O primeiro acontece aquando da atribuição da Prestação Social Única. O segundo ocorre no momento da renovação anual do direito ao apoio.
Mas o controlo não fica limitado a estes dois momentos. A Segurança Social poderá desencadear uma nova verificação sempre que tome conhecimento de factos ou elementos suscetíveis de alterar os rendimentos considerados para atribuir ou calcular a PSU.
Segurança Social pode cruzar dados com as Finanças
Para fazer esta verificação, não são consideradas apenas as informações declaradas pelo beneficiário.
A portaria estabelece que a análise é realizada tendo em conta os dados disponíveis no sistema de informação da Segurança Social, mas prevê igualmente a interconexão entre as bases de dados da Segurança Social e da administração fiscal.
Na prática, isto permite cruzar informação relevante para confirmar os rendimentos utilizados na atribuição e no cálculo da prestação.
E pode consultar informação bancária?
A regulamentação prevê ainda o acesso a informação detida por outras entidades quando esta seja relevante para a atribuição, renovação ou cálculo da Prestação Social Única.
É aqui que surge uma das novidades que mais atenção pode despertar entre os futuros beneficiários.
Mediante autorização concedida pelo próprio beneficiário de forma livre, específica e inequívoca, podem ser solicitados a terceiros dados relevantes, incluindo informação fiscal e bancária.
Este acesso tem de respeitar as regras de proteção de dados previstas na legislação, incluindo o Regulamento Geral sobre a Proteção de Dados.
O valor do apoio pode mudar depois da verificação?
Sim. A própria portaria estabelece as consequências que podem resultar do apuramento dos rendimentos.
Dependendo da situação encontrada, a verificação pode determinar o indeferimento do pedido, uma revisão do valor da prestação ou mesmo a sua cessação.
Além disso, a PSU poderá ser revista durante o período em que está a ser paga sempre que ocorram alterações relevantes nas condições que determinaram a sua atribuição.
Renovação será feita de forma oficiosa
Quando chegar o momento da renovação, não caberá ao beneficiário iniciar todo o processo novamente.
A instituição responsável pela gestão da PSU fará oficiosamente a verificação das condições gerais e específicas que permitiram atribuir a prestação.
Esta análise deverá acontecer no mês imediatamente anterior ao final do período de atribuição.

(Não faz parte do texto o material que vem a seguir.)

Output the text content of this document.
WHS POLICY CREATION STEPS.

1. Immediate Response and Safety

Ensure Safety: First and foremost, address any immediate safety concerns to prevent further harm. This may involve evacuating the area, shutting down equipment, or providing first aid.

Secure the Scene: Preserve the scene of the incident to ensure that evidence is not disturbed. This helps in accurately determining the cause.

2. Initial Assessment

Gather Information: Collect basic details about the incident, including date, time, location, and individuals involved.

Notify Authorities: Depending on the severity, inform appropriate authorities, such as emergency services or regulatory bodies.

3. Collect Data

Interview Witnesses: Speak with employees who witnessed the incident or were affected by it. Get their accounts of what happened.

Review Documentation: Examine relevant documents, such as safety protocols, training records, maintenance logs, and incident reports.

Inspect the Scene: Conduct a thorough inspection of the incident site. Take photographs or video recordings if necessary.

O titular terá depois de ser notificado da decisão relativa à renovação no prazo de 10 dias úteis.
Que apoios passam para a Prestação Social Única?
A PSU foi criada para concentrar num único regime um conjunto de prestações sociais não contributivas atualmente dispersas.
Entre os apoios abrangidos encontram-se o Rendimento Social de Inserção, o subsídio social de desemprego, a pensão social de velhice, a pensão de viuvez, a pensão de orfandade e vários subsídios sociais relacionados com a parentalidade.
No total, o novo modelo agrega 13 prestações sociais, passando o apoio a variar, entre outros fatores, em função da composição e dos rendimentos do agregado familiar.
Quando começam a produzir efeitos as novas regras?
O Decreto-Lei n.º 166/2026, que institui a Prestação Social Única, foi publicado a 13 de agosto e entrou em vigor no dia seguinte.
Contudo, a informação jurídica disponibilizada pelo Diário da República estabelece 31 de dezembro de 2026 como data de produção de efeitos do novo regime.
A regulamentação publicada a 27 de agosto vem agora definir os procedimentos necessários para colocar o novo modelo em funcionamento, incluindo precisamente as regras relativas ao controlo de rendimentos, pagamento, renovação e revisão da prestação.